Tuesday, March 20, 2012

The Downside to Discovery Writing

Discovery writing can be such a joy.  I marvel at what my muse does, what she shows me and where she takes me.  I enjoy nothing better than discovering my story as I go.  But, I've learned there is a downside to writing this way.

March 17th, 2012, minutes before midnight, it happened.  I didn't mean for it to happen.  It just did.  It wasn't my intention. From out of the blue it came.  I stared at the monitor in shock, unable to accept that my fingers had typed the words.  I was horrified at how chapter 32 was ending.  I all but wept.  I had killed a character.

This is not a trivial matter.  Not to me.  This character was pivotal.  I liked him.  A lot!  It doesn't matter that his death was valiant and noble.  It doesn't matter that my protagonist is where he is because of him.  The deed is done.  And now I'm mourning the loss.  I was not prepared.

This was a wise character, a gentle soul.  His voice was uniquely his own.  I had plans for him.  He had a revelation to share with the protagonist.  Now that revelation will have to come from elsewhere.  He enriched the tale.  And he was a joy to write.

This wise character would tell me it was necessary and show me how and why things will be better because of it.  He'd point out to me the numerous avenues where this tale can go now, the many plot lines that will develop as the result.  He'd tell me these things and try to comfort me.  I know he'd be right, but it doesn't change anything.  Not really.  I saw the impossible unfolding before my eyes and kept on writing.

I knew he wasn't destined to last until the end of the series.  I've known for a very long time what his final words were supposed to be.  He never said them.  He never got the chance.

I'm rambling a bit.  I realize that.  But we do that sometimes when we lose someone we love.  We try to make sense of it.  Why him?  Why now?  Why did I keep going?  I wanted to turn off the computer and forget to click Save.  Never before have I loathed to click that toolbar button.  Never until now.

The upside to Discovery Writing is that it gives you wonderful, unexpected gifts: unplanned scenes, beautiful dialog, enticing settings and even enthralling plot.  The downside to Discovery Writing is that it can take away those very same gifts.

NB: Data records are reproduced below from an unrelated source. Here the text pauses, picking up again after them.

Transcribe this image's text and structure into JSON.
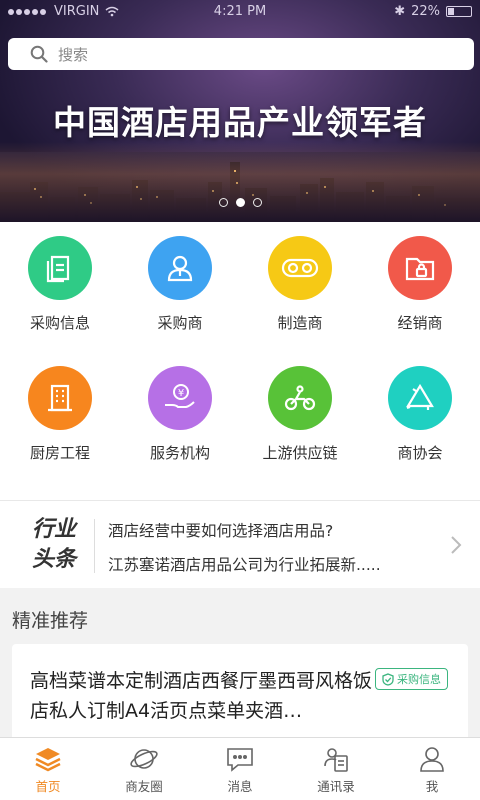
{
  "status_bar": {
    "carrier": "VIRGIN",
    "time": "4:21 PM",
    "battery": "22%"
  },
  "search": {
    "placeholder": "搜索"
  },
  "banner": {
    "slogan": "中国酒店用品产业领军者",
    "pages": 3,
    "active_page": 1
  },
  "categories": [
    {
      "label": "采购信息",
      "icon": "document-icon",
      "color": "#2fcb86"
    },
    {
      "label": "采购商",
      "icon": "person-icon",
      "color": "#3ea3f1"
    },
    {
      "label": "制造商",
      "icon": "gears-icon",
      "color": "#f6c915"
    },
    {
      "label": "经销商",
      "icon": "folder-lock-icon",
      "color": "#f1594a"
    },
    {
      "label": "厨房工程",
      "icon": "building-icon",
      "color": "#f7861e"
    },
    {
      "label": "服务机构",
      "icon": "yen-hand-icon",
      "color": "#b670e6"
    },
    {
      "label": "上游供应链",
      "icon": "bike-icon",
      "color": "#58c238"
    },
    {
      "label": "商协会",
      "icon": "recycle-icon",
      "color": "#1fd0c1"
    }
  ],
  "news": {
    "tag_line1": "行业",
    "tag_line2": "头条",
    "items": [
      "酒店经营中要如何选择酒店用品?",
      "江苏塞诺酒店用品公司为行业拓展新....."
    ]
  },
  "recommend": {
    "title": "精准推荐",
    "card": {
      "title": "高档菜谱本定制酒店西餐厅墨西哥风格饭店私人订制A4活页点菜单夹酒…",
      "badge": "采购信息"
    }
  },
  "tabbar": {
    "active": 0,
    "tabs": [
      {
        "label": "首页",
        "icon": "layers-icon"
      },
      {
        "label": "商友圈",
        "icon": "planet-icon"
      },
      {
        "label": "消息",
        "icon": "chat-icon"
      },
      {
        "label": "通讯录",
        "icon": "contacts-icon"
      },
      {
        "label": "我",
        "icon": "user-icon"
      }
    ]
  },
  "colors": {
    "accent": "#f08a24",
    "badge_green": "#3bb57f"
  }
}
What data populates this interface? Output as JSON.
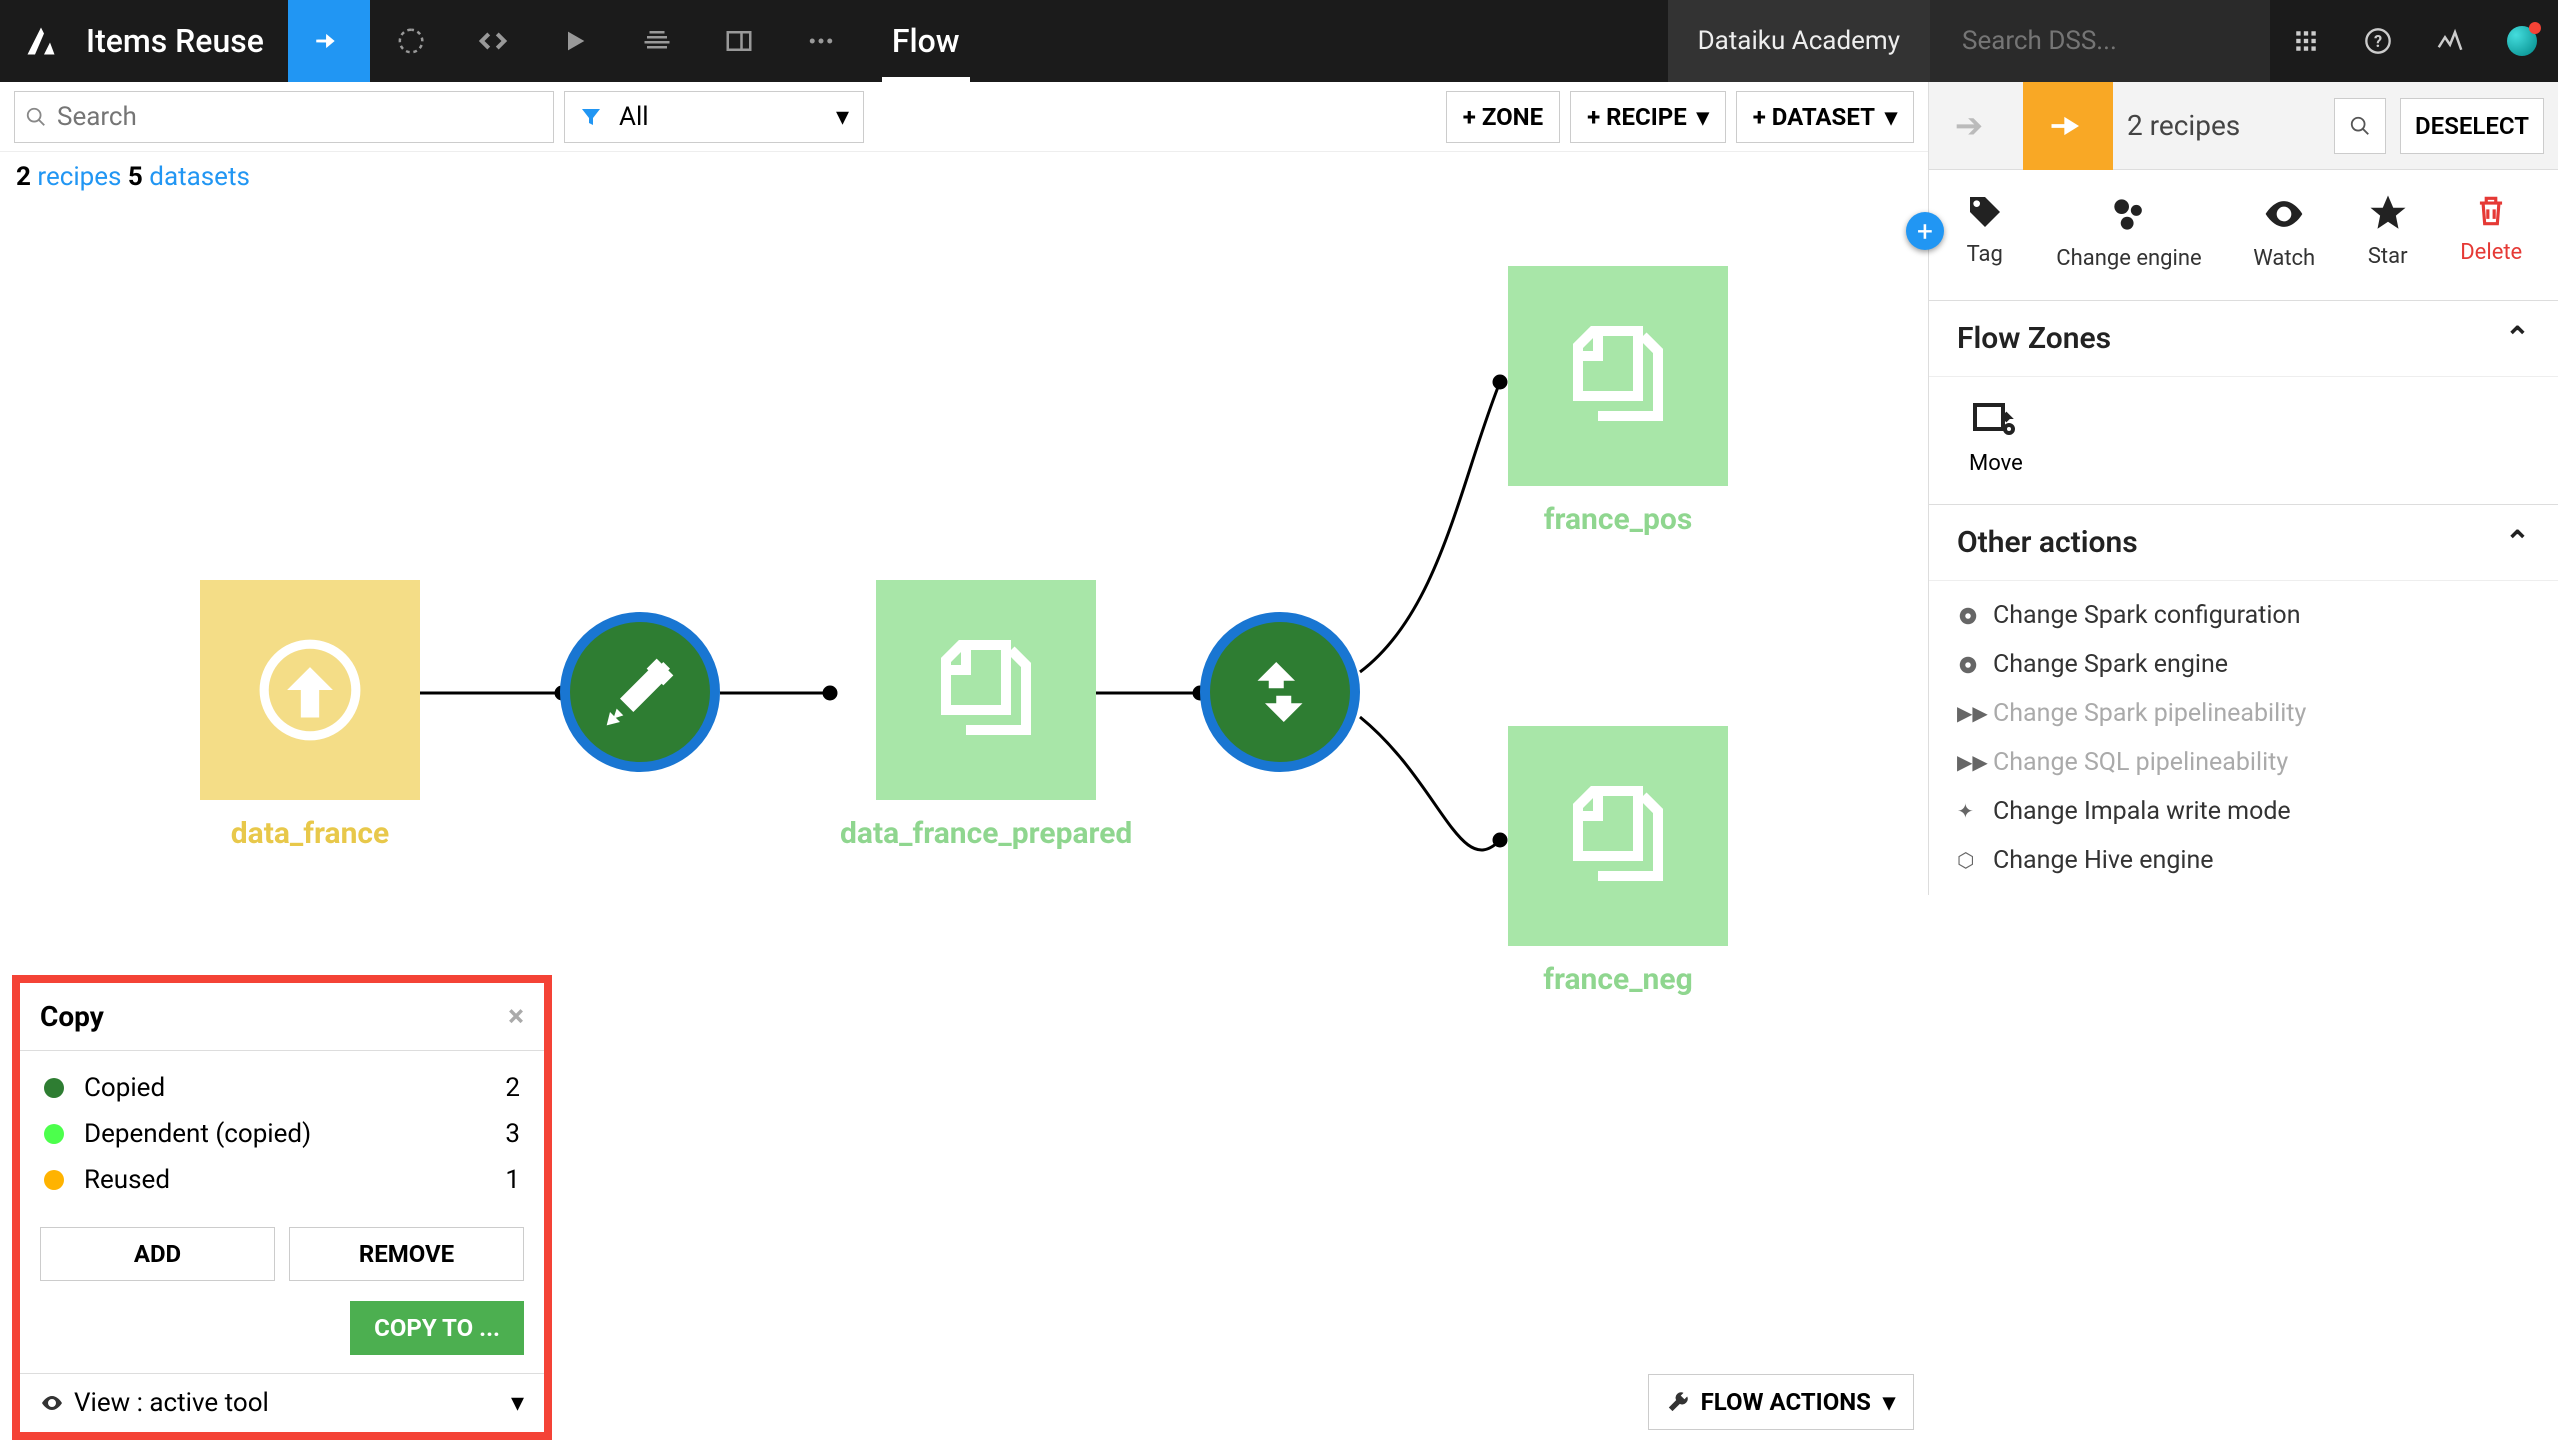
{
  "topbar": {
    "project_title": "Items Reuse",
    "active_tab": "Flow",
    "academy": "Dataiku Academy",
    "search_placeholder": "Search DSS..."
  },
  "subbar": {
    "search_placeholder": "Search",
    "filter_label": "All",
    "zone_btn": "+ ZONE",
    "recipe_btn": "+ RECIPE",
    "dataset_btn": "+ DATASET"
  },
  "summary": {
    "recipes_count": "2",
    "recipes_word": "recipes",
    "datasets_count": "5",
    "datasets_word": "datasets"
  },
  "flow_nodes": {
    "data_france": "data_france",
    "data_france_prepared": "data_france_prepared",
    "france_pos": "france_pos",
    "france_neg": "france_neg"
  },
  "copy_panel": {
    "title": "Copy",
    "rows": [
      {
        "label": "Copied",
        "count": "2",
        "color": "#2e7d32"
      },
      {
        "label": "Dependent (copied)",
        "count": "3",
        "color": "#4cff4c"
      },
      {
        "label": "Reused",
        "count": "1",
        "color": "#ffb300"
      }
    ],
    "add_btn": "ADD",
    "remove_btn": "REMOVE",
    "copy_to_btn": "COPY TO ...",
    "view_label": "View : active tool"
  },
  "flow_actions": "FLOW ACTIONS",
  "right_panel": {
    "header_count": "2 recipes",
    "deselect": "DESELECT",
    "tools": {
      "tag": "Tag",
      "change_engine": "Change engine",
      "watch": "Watch",
      "star": "Star",
      "delete": "Delete"
    },
    "sections": {
      "flow_zones": "Flow Zones",
      "move": "Move",
      "other_actions": "Other actions"
    },
    "other_actions": [
      {
        "label": "Change Spark configuration",
        "icon": "gear",
        "enabled": true
      },
      {
        "label": "Change Spark engine",
        "icon": "gear",
        "enabled": true
      },
      {
        "label": "Change Spark pipelineability",
        "icon": "ff",
        "enabled": false
      },
      {
        "label": "Change SQL pipelineability",
        "icon": "ff",
        "enabled": false
      },
      {
        "label": "Change Impala write mode",
        "icon": "impala",
        "enabled": true
      },
      {
        "label": "Change Hive engine",
        "icon": "hive",
        "enabled": true
      }
    ]
  }
}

This was a sacrifice he was willing to make.  It seems he was more willing to make it than I was.

Rest in peace, beloved.  May your journey to Dreyhurst be swift.  
You will be remembered.  You will be missed.


  1. Killing a character hurts, but it gets easier the more you do it.

    1. But why must it be the ones we love? Don't answer that. I know the answer... But part of me hopes that it never becomes too easy. Don't ask me why.

    2. No it's never easy, just a little easier.

  2. My plot requires me to kill off at least four characters by the end of the first book and virtually all of them by the end of the series. My only difficulty is going to be in making them compelling enough for the deaths to actually sting, which you seem to have accomplished, at least for yourself. Plus, you can always revive him in editing if you really want to. I guess I should stop commenting on your old posts and get today's flash fiction done... Nice post and good day to you.

    1. Part of me still regrets the events of that fateful night. A couple of my beta readers were none too happy about it also. I suppose that means they grew to care for him too. I even half considered "Obi-Wanifying" him, but felt it would somehow cheapen both his character and his death.

      Four major characters in book one? I'm curious as to what percentage of the ensemble that is, especially since you mentioned "virtually all" by the end of the series. Do they bite the bullet in the same scene or are their deaths more spread out?

      And comment on any post you like, Patrick. I like the fact that some of these older posts are still being read from time to time. :)

    2. My fantasy series take the standard concept of most fantasy novels--Good versus Evil--and puts a spin on it: there is complete balance of the two. As it stands now, my characters are on the scale of The Hobbit, a band of twelve knights, along with a few other characters at different times. The antagonist and eleven of his lackeys have awakened from a two hundred year slumber in accordance with the band of assembling knights. The knights are representative of true virtue, while the antagonistic group (for now they're dragons, although I may later change them into something only similar to dragons, as it's becoming quite cliche) are representative of true vice. Every time a dragon is slain a knight must perish to keep the balance. One death will take place at about the one-third mark, while the other three will take place in what will either be the final or penultimate chapter.

    3. Curious. Are the twelve knights aware of the required sacrifice (to maintain balance) or is that a conclusion that the reader is allowed to draw from the story itself?

    4. It's supposed to be dramatic irony, so no, they don't know. If readers are clever they'll figure it out in the prologue, if not, they should catch on soon enough. The characters will probably catch on at some point as well; I haven't really thought about that yet, as I don't do a whole lot of outlining.